On 8/22/06, Jack Diederich <[EMAIL PROTECTED]> wrote:
On Tue, Aug 22, 2006 at 06:32:39PM -0700, Guido van Rossum wrote:
> At today's sprint, one of the volunteers completed a patch to rip out
> find() and rfind(), replacing all calls with index()/rindex(). But now
> I'm getting cold feet -- is this really a good idea? (It's been listed
> in PEP 3100 for a long time, but I haven't thought about it much,
> really.)
>
> What do people think?
Looking at my own code I use find() in two cases
1) in an "if" clause where "in" or startswith() would be appropriate
This code was written when I started with python and is closer to
C++ or perl or was a literal translation of a snippet of C++ or perl
2) where try/except around index() would work just fine and partition
would be even better. eg/
try:
parts.append(text[text.index('himom')])
except ValueError: pass
This is 50 uses of find/rfind in 70 KLOCs of python.

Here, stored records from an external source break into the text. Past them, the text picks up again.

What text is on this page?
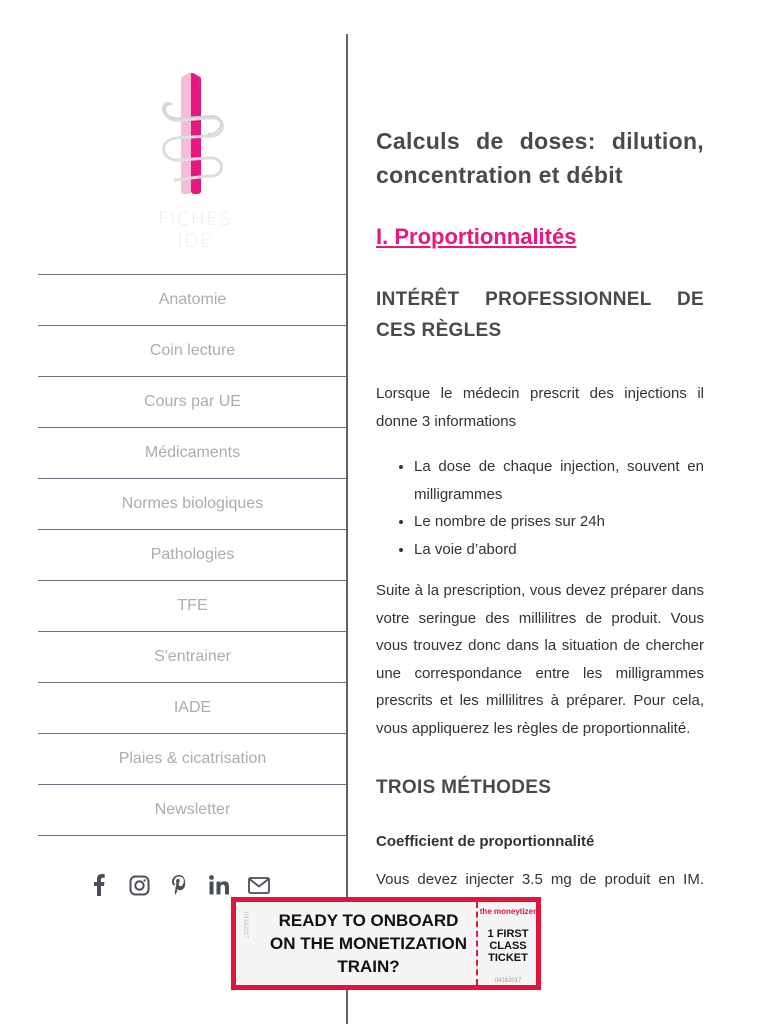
FICHES IDE
Anatomie
Coin lecture
Cours par UE
Médicaments
Normes biologiques
Pathologies
TFE
S'entrainer
IADE
Plaies & cicatrisation
Newsletter
Calculs de doses: dilution, concentration et débit
I. Proportionnalités
INTÉRÊT PROFESSIONNEL DE CES RÈGLES

Lorsque le médecin prescrit des injections il donne 3 informations

• La dose de chaque injection, souvent en milligrammes
• Le nombre de prises sur 24h
• La voie d’abord

Suite à la prescription, vous devez préparer dans votre seringue des millilitres de produit. Vous vous trouvez donc dans la situation de chercher une correspondance entre les milligrammes prescrits et les millilitres à préparer. Pour cela, vous appliquerez les règles de proportionnalité.

TROIS MÉTHODES

Coefficient de proportionnalité

Vous devez injecter 3.5 mg de produit en IM.

04162017	READY TO ONBOARD ON THE MONETIZATION TRAIN?
the moneytizer
1 FIRST CLASS TICKET
04162017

Considering I would
be better off not using find() in the places I do use it I would be happy
to see it go.
-Jack
_______________________________________________
Even after reading Terry Reedy's arguments, I don't see why we need to remove this option. Let both exist. I'd prefer grandfathering something like this and leaving it in, even if it wouldn't be there had known everything from the start.
I just don't think its worth causing people grief in porting to Py3k for something so trivial. I support fixing things in Py3k that are real improvements, but this doesn't really seem like its worth the trade off.